While US officials refused to acknowledge that the targets of the operation were Shia, and the sectarian affiliations of the Iraqi troops involved was unclear, the State Department official said the incident underlined what he called the need for Iraq’s security forces to be free of sectarian bias.

Formal soverignty

The United States handed over formal sovereignty in 2004 but 133,000 troops in the country give it the main say in security.

The US's Khalilzad has accused Iran of backing Shia militias
The US’s Khalilzad has accused Iran of backing Shia militias

The US’s Khalilzad has accused
Iran of backing Shia militias

Government-run television repeated lengthy footage of the bodies of men in civilian clothes with no weapons in sight.

Hussein al-Tahan, Baghdad’s provincial governor said he would halt all cooperation with US forces.

Aides to al-Sadr denied any al-Mahdi Army fighters were present.

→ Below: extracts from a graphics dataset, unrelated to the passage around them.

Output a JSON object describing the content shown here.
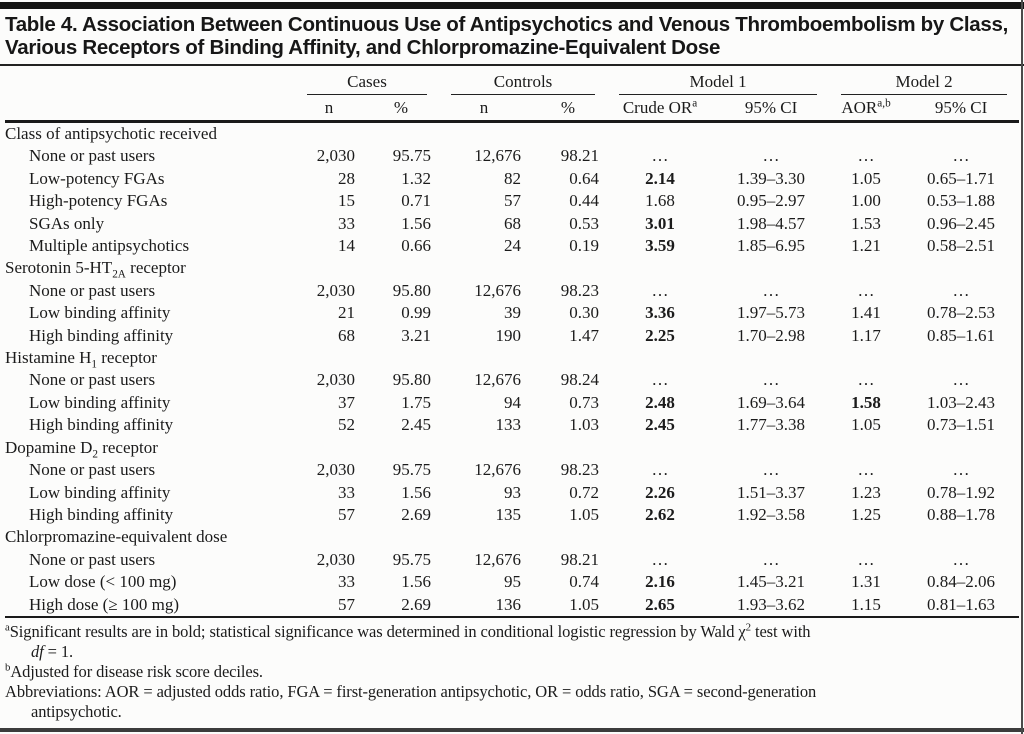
{
  "title": "Table 4. Association Between Continuous Use of Antipsychotics and Venous Thromboembolism by Class, Various Receptors of Binding Affinity, and Chlorpromazine-Equivalent Dose",
  "colors": {
    "background": "#fcfcfb",
    "text": "#1b1b1b",
    "rule": "#1a1a1a"
  },
  "table": {
    "col_groups": [
      {
        "label": "Cases",
        "span": 2
      },
      {
        "label": "Controls",
        "span": 2
      },
      {
        "label": "Model 1",
        "span": 2
      },
      {
        "label": "Model 2",
        "span": 2
      }
    ],
    "sub_headers": [
      [
        {
          "t": "n"
        }
      ],
      [
        {
          "t": "%"
        }
      ],
      [
        {
          "t": "n"
        }
      ],
      [
        {
          "t": "%"
        }
      ],
      [
        {
          "t": "Crude OR"
        },
        {
          "t": "a",
          "sup": true
        }
      ],
      [
        {
          "t": "95% CI"
        }
      ],
      [
        {
          "t": "AOR"
        },
        {
          "t": "a,b",
          "sup": true
        }
      ],
      [
        {
          "t": "95% CI"
        }
      ]
    ],
    "sections": [
      {
        "label": [
          {
            "t": "Class of antipsychotic received"
          }
        ],
        "rows": [
          {
            "label": [
              {
                "t": "None or past users"
              }
            ],
            "cells": [
              "2,030",
              "95.75",
              "12,676",
              "98.21",
              "…",
              "…",
              "…",
              "…"
            ],
            "bold": []
          },
          {
            "label": [
              {
                "t": "Low-potency FGAs"
              }
            ],
            "cells": [
              "28",
              "1.32",
              "82",
              "0.64",
              "2.14",
              "1.39–3.30",
              "1.05",
              "0.65–1.71"
            ],
            "bold": [
              4
            ]
          },
          {
            "label": [
              {
                "t": "High-potency FGAs"
              }
            ],
            "cells": [
              "15",
              "0.71",
              "57",
              "0.44",
              "1.68",
              "0.95–2.97",
              "1.00",
              "0.53–1.88"
            ],
            "bold": []
          },
          {
            "label": [
              {
                "t": "SGAs only"
              }
            ],
            "cells": [
              "33",
              "1.56",
              "68",
              "0.53",
              "3.01",
              "1.98–4.57",
              "1.53",
              "0.96–2.45"
            ],
            "bold": [
              4
            ]
          },
          {
            "label": [
              {
                "t": "Multiple antipsychotics"
              }
            ],
            "cells": [
              "14",
              "0.66",
              "24",
              "0.19",
              "3.59",
              "1.85–6.95",
              "1.21",
              "0.58–2.51"
            ],
            "bold": [
              4
            ]
          }
        ]
      },
      {
        "label": [
          {
            "t": "Serotonin 5-HT"
          },
          {
            "t": "2A",
            "sub": true
          },
          {
            "t": " receptor"
          }
        ],
        "rows": [
          {
            "label": [
              {
                "t": "None or past users"
              }
            ],
            "cells": [
              "2,030",
              "95.80",
              "12,676",
              "98.23",
              "…",
              "…",
              "…",
              "…"
            ],
            "bold": []
          },
          {
            "label": [
              {
                "t": "Low binding affinity"
              }
            ],
            "cells": [
              "21",
              "0.99",
              "39",
              "0.30",
              "3.36",
              "1.97–5.73",
              "1.41",
              "0.78–2.53"
            ],
            "bold": [
              4
            ]
          },
          {
            "label": [
              {
                "t": "High binding affinity"
              }
            ],
            "cells": [
              "68",
              "3.21",
              "190",
              "1.47",
              "2.25",
              "1.70–2.98",
              "1.17",
              "0.85–1.61"
            ],
            "bold": [
              4
            ]
          }
        ]
      },
      {
        "label": [
          {
            "t": "Histamine H"
          },
          {
            "t": "1",
            "sub": true
          },
          {
            "t": " receptor"
          }
        ],
        "rows": [
          {
            "label": [
              {
                "t": "None or past users"
              }
            ],
            "cells": [
              "2,030",
              "95.80",
              "12,676",
              "98.24",
              "…",
              "…",
              "…",
              "…"
            ],
            "bold": []
          },
          {
            "label": [
              {
                "t": "Low binding affinity"
              }
            ],
            "cells": [
              "37",
              "1.75",
              "94",
              "0.73",
              "2.48",
              "1.69–3.64",
              "1.58",
              "1.03–2.43"
            ],
            "bold": [
              4,
              6
            ]
          },
          {
            "label": [
              {
                "t": "High binding affinity"
              }
            ],
            "cells": [
              "52",
              "2.45",
              "133",
              "1.03",
              "2.45",
              "1.77–3.38",
              "1.05",
              "0.73–1.51"
            ],
            "bold": [
              4
            ]
          }
        ]
      },
      {
        "label": [
          {
            "t": "Dopamine D"
          },
          {
            "t": "2",
            "sub": true
          },
          {
            "t": " receptor"
          }
        ],
        "rows": [
          {
            "label": [
              {
                "t": "None or past users"
              }
            ],
            "cells": [
              "2,030",
              "95.75",
              "12,676",
              "98.23",
              "…",
              "…",
              "…",
              "…"
            ],
            "bold": []
          },
          {
            "label": [
              {
                "t": "Low binding affinity"
              }
            ],
            "cells": [
              "33",
              "1.56",
              "93",
              "0.72",
              "2.26",
              "1.51–3.37",
              "1.23",
              "0.78–1.92"
            ],
            "bold": [
              4
            ]
          },
          {
            "label": [
              {
                "t": "High binding affinity"
              }
            ],
            "cells": [
              "57",
              "2.69",
              "135",
              "1.05",
              "2.62",
              "1.92–3.58",
              "1.25",
              "0.88–1.78"
            ],
            "bold": [
              4
            ]
          }
        ]
      },
      {
        "label": [
          {
            "t": "Chlorpromazine-equivalent dose"
          }
        ],
        "rows": [
          {
            "label": [
              {
                "t": "None or past users"
              }
            ],
            "cells": [
              "2,030",
              "95.75",
              "12,676",
              "98.21",
              "…",
              "…",
              "…",
              "…"
            ],
            "bold": []
          },
          {
            "label": [
              {
                "t": "Low dose (< 100 mg)"
              }
            ],
            "cells": [
              "33",
              "1.56",
              "95",
              "0.74",
              "2.16",
              "1.45–3.21",
              "1.31",
              "0.84–2.06"
            ],
            "bold": [
              4
            ]
          },
          {
            "label": [
              {
                "t": "High dose (≥ 100 mg)"
              }
            ],
            "cells": [
              "57",
              "2.69",
              "136",
              "1.05",
              "2.65",
              "1.93–3.62",
              "1.15",
              "0.81–1.63"
            ],
            "bold": [
              4
            ]
          }
        ]
      }
    ]
  },
  "footnotes": [
    {
      "lines": [
        [
          {
            "t": "a",
            "sup": true
          },
          {
            "t": "Significant results are in bold; statistical significance was determined in conditional logistic regression by Wald χ"
          },
          {
            "t": "2",
            "sup": true
          },
          {
            "t": " test with"
          }
        ],
        [
          {
            "t": "df",
            "i": true
          },
          {
            "t": " = 1."
          }
        ]
      ]
    },
    {
      "lines": [
        [
          {
            "t": "b",
            "sup": true
          },
          {
            "t": "Adjusted for disease risk score deciles."
          }
        ]
      ]
    },
    {
      "lines": [
        [
          {
            "t": "Abbreviations: AOR = adjusted odds ratio, FGA = first-generation antipsychotic, OR = odds ratio, SGA = second-generation"
          }
        ],
        [
          {
            "t": "antipsychotic."
          }
        ]
      ]
    }
  ]
}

Ambassador Zalmay Khalilzad, at the centre of urgent US efforts to stem violence by creating a unity government, has said in recent days that the militias must be brought to heel and accused Iran of funding and training some armed groups.

President Jalal Talabani, a Kurd, who has been hosting the negotiations said: “We have to know the truth about what happened, and we must not be driven by rumours. This is a very dangerous incident which we must investigate.”

Al-Jaafari’s position

Meanwhile, news also emerged that Khalilzad has asked Abd al-Aziz al-Hakim, one of Iraq’s most prominent Shia politicians, to seek the withdrawal of the contentious nomination for a second term by Ibrahim al-Jaafari, the prime minister, two aides said on Monday.

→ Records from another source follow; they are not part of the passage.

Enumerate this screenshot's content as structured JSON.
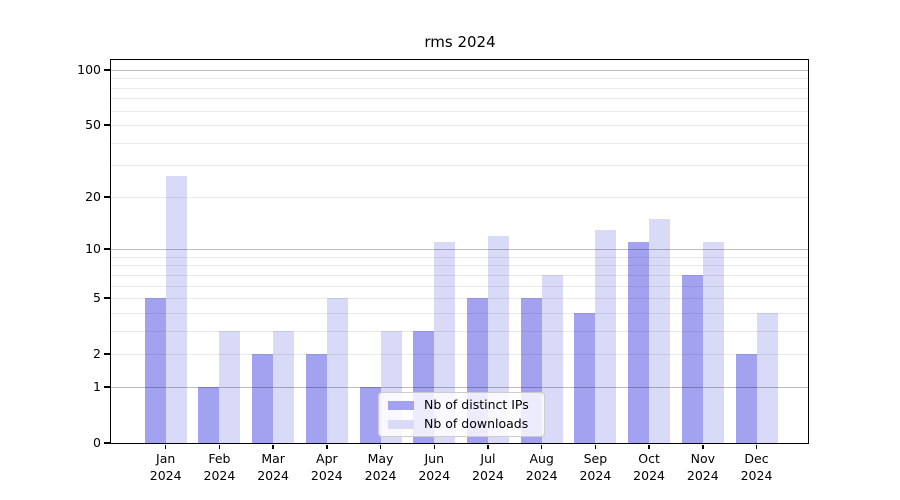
{
  "figure": {
    "title": "rms 2024"
  },
  "chart_data": {
    "type": "bar",
    "title": "rms 2024",
    "categories": [
      "Jan 2024",
      "Feb 2024",
      "Mar 2024",
      "Apr 2024",
      "May 2024",
      "Jun 2024",
      "Jul 2024",
      "Aug 2024",
      "Sep 2024",
      "Oct 2024",
      "Nov 2024",
      "Dec 2024"
    ],
    "series": [
      {
        "name": "Nb of distinct IPs",
        "color": "#a2a2f0",
        "values": [
          5,
          1,
          2,
          2,
          1,
          3,
          5,
          5,
          4,
          11,
          7,
          2
        ]
      },
      {
        "name": "Nb of downloads",
        "color": "#d9d9f8",
        "values": [
          26,
          3,
          3,
          5,
          3,
          11,
          12,
          7,
          13,
          15,
          11,
          4
        ]
      }
    ],
    "xlabel": "",
    "ylabel": "",
    "yscale": "log1p",
    "ylim": [
      0,
      113
    ],
    "yticks": [
      100,
      50,
      20,
      10,
      5,
      2,
      1,
      0
    ],
    "grid": {
      "major": [
        1,
        10,
        100
      ],
      "minor": [
        2,
        3,
        4,
        5,
        6,
        7,
        8,
        9,
        20,
        30,
        40,
        50,
        60,
        70,
        80,
        90
      ]
    },
    "legend": {
      "position": "lower-center"
    }
  }
}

Opposition to Ibrahim al-Jaafari, the prime minister, is building
Opposition to Ibrahim al-Jaafari, the prime minister, is building

Opposition to Ibrahim al-Jaafari,
the prime minister, is building

They said Khalilzad had asked their boss during a meeting on Saturday to personally deliver the message to al-Jaafari.

The two, who were at the meeting but spoke on condition of anonymity because of the sensitive nature of the information, said al-Hakim initially refused, saying another “mechanism” needed to be found.

Later, however, lower-ranking members of al-Hakim’s political bloc, the Supreme Council for the Islamic Revolution in Iraq (SCIRI), did pass the Khalilzad message to members of al-Jaafari’s party, who delivered it to him, the aides said.

Ali al-Adeeb, a lawmaker with close ties to al-Jaafari and a member of his Dawa party, confirmed that he heard about Khalilzad’s message.

“The US ambassador’s position on al-Jaafari’s nomination is negative. They want him [the prime minister] to be under their control,” al-Adeeb said.

US Embassy spokeswoman Elizabeth Colton offered no comment.

President Jalal Talabani, a Kurd, has voiced his opposition to al-Jaafari, and formed a coalition with Sunni and some secular politicians in a bid to deny the prime minister a second term.